Tras un cuarto intermedio y antes de que la defensora oficial, Amalina Assaf, comenzase su intervención, Bussi pidió hablar para descalificar al fiscal -una actitud inédita en los antecedentes del Tribunal Oral en lo Criminal Federal-, que había cargado varias veces contra él, y Luis José y Ricardo Bussi, llamándolos cobardes.
“Algo había que lo impulsaba a ser tan cruel, a tergiversar mis dichos y los de otro dignísimo general (por Alberto Cattáneo). Días atrás desmintió un secreto a voces: en 1987 fue asiduo concurrente a mi propia sede partidaria, rogándome, negociando mis electores a favor de su jefe político, ofreciéndome cargos públicos y otras cosas que rechacé de plano porque jamás voy a violentar la voluntad popular.

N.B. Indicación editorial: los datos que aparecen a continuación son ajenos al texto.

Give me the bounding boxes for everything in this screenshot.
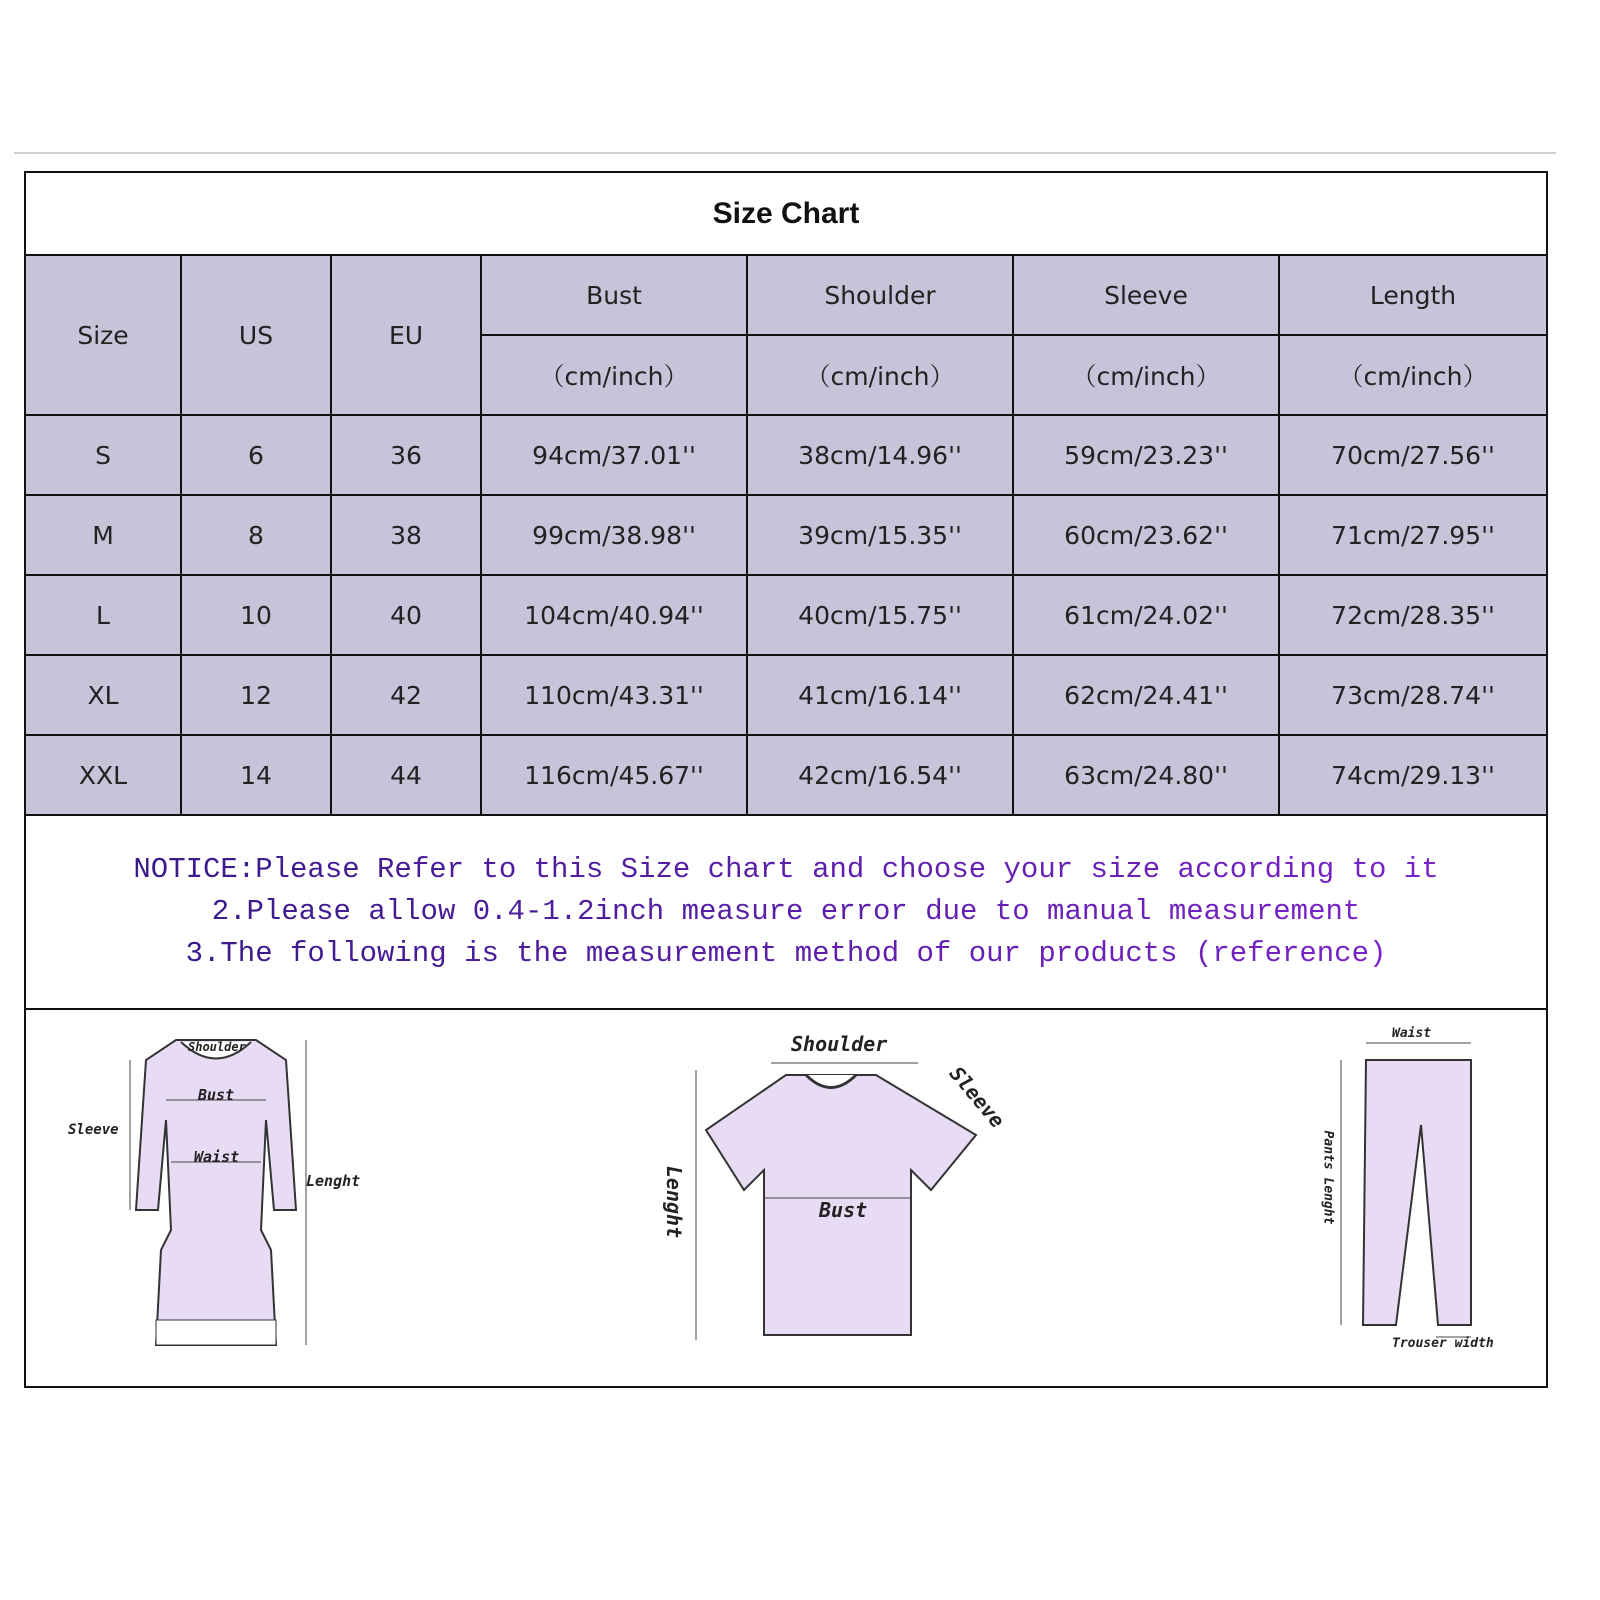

El pedigüeño de ayer es el vengativo de hoy: durante años ha ido acuñando la manera de desquitarse por no haber podido constituir un gobierno que lo encumbrara como uno de sus principales dirigentes”, aseveró Bussi.
Señaló que Terraf “demostró tener una soberbia inusual en un acusador; menoscabó y subestimó a los testigos; tiene una ignorancia supina de la guerra (señaló que cerca de la casa del fiscal el ERP fusiló al capitán Humberto Antonio Viola y a sus hijas) y dijo palabras altisonantes que alguna vez rozaron a sus defensores”. Afirmó que su comportamiento desmedido es impropio de quien ocupa ese cargo.
“Mintió”
Terraf le respondió. “El mismo que mintió cuando habló de sus cuentas secretas en Suiza pretende ensuciar mi nombre. La infamia que acaba de decir se compadece con su trayectoria de vida”, planteó. Negó conocer la sede de FR, aunque admitió una breve reunión con Bussi en el 87 (de no más de diez minutos) en la casa de Fuad Asfoura. “Con autorización y conocimiento previo de las autoridades de la UCR, me entrevisté con todos los que habían sido candidatos y tenían electores: Bussi, José Domato y Osvaldo Cirnigliaro. Lo único que les exigí fue que se respete la voluntad popular, porque Chebaia había ganado las elecciones”, puntualizó. El ex radical mencionó como partícipes de la reunión a Cruz Alfredo Fajre (ya fallecido) y a Alberto Germanó.
“Tiene sólo su palabra y yo estoy avalado por 10 elecciones consecutivas ganadas en buena ley y por una multitud de 40.000 tucumanos que pedía a gritos que continuara en el cargo. Citémoslo a Germanó”, desafió el ex gobernador.
El cruce entre Terraf y el ex gobernador concluyó cuando Bussi dijo que debía guardar fuerzas para hablar nuevamente mañana, cuando se defenderá, antes de conocer la sentencia.